Just fitted some insulation
over a hot water cylinder which already had about 25mm of foam
insulation. Of course, the many pipe entries meant it was not easy to
line up the edges of the bags, and I had to cut a hole for the cylinder
thermostat, as the instructions say it should not be covered.
After fiddling around and making sure it wasn't covered, I wondered why
it shouldn't be covered. Surely it doesn't make any difference if it's
covered of not if it's on contact with the metal of the tank.
Oh, and the cylinder insulation doesn't seem to be designed for
top-entry immersion heaters (which we have) as much of the insulating
action seems to rely on the top of the tank being covered completely
with overlapping edges. I had to ensure the immersion heater and
connecting cable wasn't covered.
Not really possible to do the maths in isolation.
You'd have to actually measure how quickly it cools
with the electricity turned off, with and without the
extra insulation, to see how long it would take to
pay for itself and if it actually would.
OK, let's try:
Hot water cylinder 450mm dia, 1.2m tall (first one on Screwfix)
pi*d*l = 3.14*0.45*1.2 = 1.7 sqm
According to the calculator, a 'wall' with 60C inside and 20C outside:
Uninsulated (1mm of steel): U=5.55 W/m^2 K
+25mm of polyurethane: U=0.85
+80mm of glassfibre: U=0.31
deltaT = 60-20 = 40
Uninsulated, power transfer ('loss') = 1.7*5.55*40 = 377W = 3306 kWh/year
+25mm PU = 1.7*0.85*40 = 57.8W = 506 kWh/year
+80mm GF = 1.7*0.31*40 = 21.1W = 185 kWh/year
- adding the jacket saves 321 kWh/year of gas, at 4p/unit about GBP12.84.
So it'll payback in 9 months - assuming you keep the water hot all day.

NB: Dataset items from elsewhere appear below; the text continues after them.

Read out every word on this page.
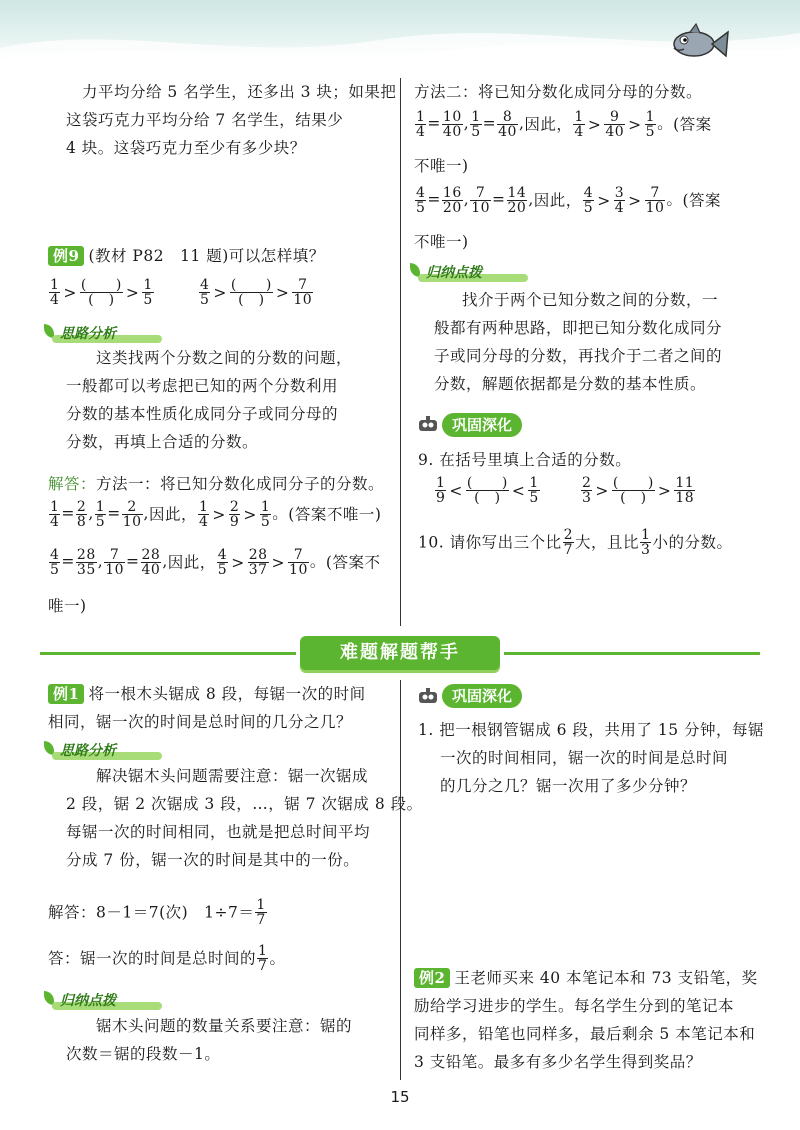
力平均分给 5 名学生，还多出 3 块；如果把
这袋巧克力平均分给 7 名学生，结果少
4 块。这袋巧克力至少有多少块？
例9 (教材 P82　11 题)可以怎样填？
$\frac{1}{4} > \frac{( )}{( )} > \frac{1}{5}$	$\frac{4}{5} > \frac{( )}{( )} > \frac{7}{10}$
思路分析
这类找两个分数之间的分数的问题，
一般都可以考虑把已知的两个分数利用
分数的基本性质化成同分子或同分母的
分数，再填上合适的分数。
解答：方法一：将已知分数化成同分子的分数。
$\frac{1}{4} = \frac{2}{8}$ , $\frac{1}{5} = \frac{2}{10}$ ,因此， $\frac{1}{4} > \frac{2}{9} > \frac{1}{5}$ 。(答案不唯一)
$\frac{4}{5} = \frac{28}{35}$ , $\frac{7}{10} = \frac{28}{40}$ ,因此， $\frac{4}{5} > \frac{28}{37} > \frac{7}{10}$ 。(答案不
唯一)
方法二：将已知分数化成同分母的分数。
$\frac{1}{4} = \frac{10}{40}$ , $\frac{1}{5} = \frac{8}{40}$ ,因此， $\frac{1}{4} > \frac{9}{40} > \frac{1}{5}$ 。(答案
不唯一)
$\frac{4}{5} = \frac{16}{20}$ , $\frac{7}{10} = \frac{14}{20}$ ,因此， $\frac{4}{5} > \frac{3}{4} > \frac{7}{10}$ 。(答案
不唯一)
归纳点拨
找介于两个已知分数之间的分数，一
般都有两种思路，即把已知分数化成同分
子或同分母的分数，再找介于二者之间的
分数，解题依据都是分数的基本性质。
巩固深化
9. 在括号里填上合适的分数。
$\frac{1}{9} < \frac{( )}{( )} < \frac{1}{5}$	$\frac{2}{3} > \frac{( )}{( )} > \frac{11}{18}$
10. 请你写出三个比 $\frac{2}{7}$ 大，且比 $\frac{1}{3}$ 小的分数。
难题解题帮手
例1 将一根木头锯成 8 段，每锯一次的时间
相同，锯一次的时间是总时间的几分之几？
思路分析
解决锯木头问题需要注意：锯一次锯成
2 段，锯 2 次锯成 3 段，…，锯 7 次锯成 8 段。
每锯一次的时间相同，也就是把总时间平均
分成 7 份，锯一次的时间是其中的一份。
解答：8－1＝7(次)　$1\div 7= \frac{1}{7}$
答：锯一次的时间是总时间的 $\frac{1}{7}$ 。
归纳点拨
锯木头问题的数量关系要注意：锯的
次数＝锯的段数－1。
巩固深化
1. 把一根钢管锯成 6 段，共用了 15 分钟，每锯
一次的时间相同，锯一次的时间是总时间
的几分之几？锯一次用了多少分钟？
例2 王老师买来 40 本笔记本和 73 支铅笔，奖
励给学习进步的学生。每名学生分到的笔记本
同样多，铅笔也同样多，最后剩余 5 本笔记本和
3 支铅笔。最多有多少名学生得到奖品？
15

Not possible to model the real life U value of the
added insulation given that it has to have the
pipes and overflow relief valve going through it.
Sure, you can certainly use worst case numbers
but even with the external temperature, it isnt
really that easy to actually measure what that
is over the whole of an average year etc.
As I said initially, it makes a lot more sense to
actually measure the reduced loss with the
heater turned off, with and without the extra
insulation, but you do have to buy it to test it.
How often it is used has no effect on the payback period.
What is being calculated is the loss from the cylinder that
is saved with the extra insulation and how long it takes
to pay for the extra insulation.
Yes, but that doesn’t make it any easier to calculate.
Sure. But we arent talking about uninsulated tanks, we
are talking about insulated tanks and whether EXTRA
insulation like the one in the url will pay for themselves.
And plenty of domestic tanks are outdoors,
because that doesn’t waste space indoors.
On 25/09/2018 20:22, firstname.lastname@example.org wrote:
On jackets I've fitted here have been minimal air gaps especially none
at the top of the cylinder where the panels overlap giving a thicker layer.
There is a table at
which suggests payback of less than 1 year in the OPs case were he had
25mm of existing foam insulation. The table figures assume the jacket
cost £25 but the OP paid £10 so their 2 year figure needs to be reduced.
Depends how much you have already but as a rough rule of thumb if you
doubled the thickness using the same material then the rate of heat loss
through it would he halved. However, conduction along pipes in and out
of the hot zone make it somewhat less effective than that.
£30 spent on better insulation round the hot water tank pays for itself
with the fuel savings in the first year. It also means that your hot
water stays warmer for longer when the heating isn't on.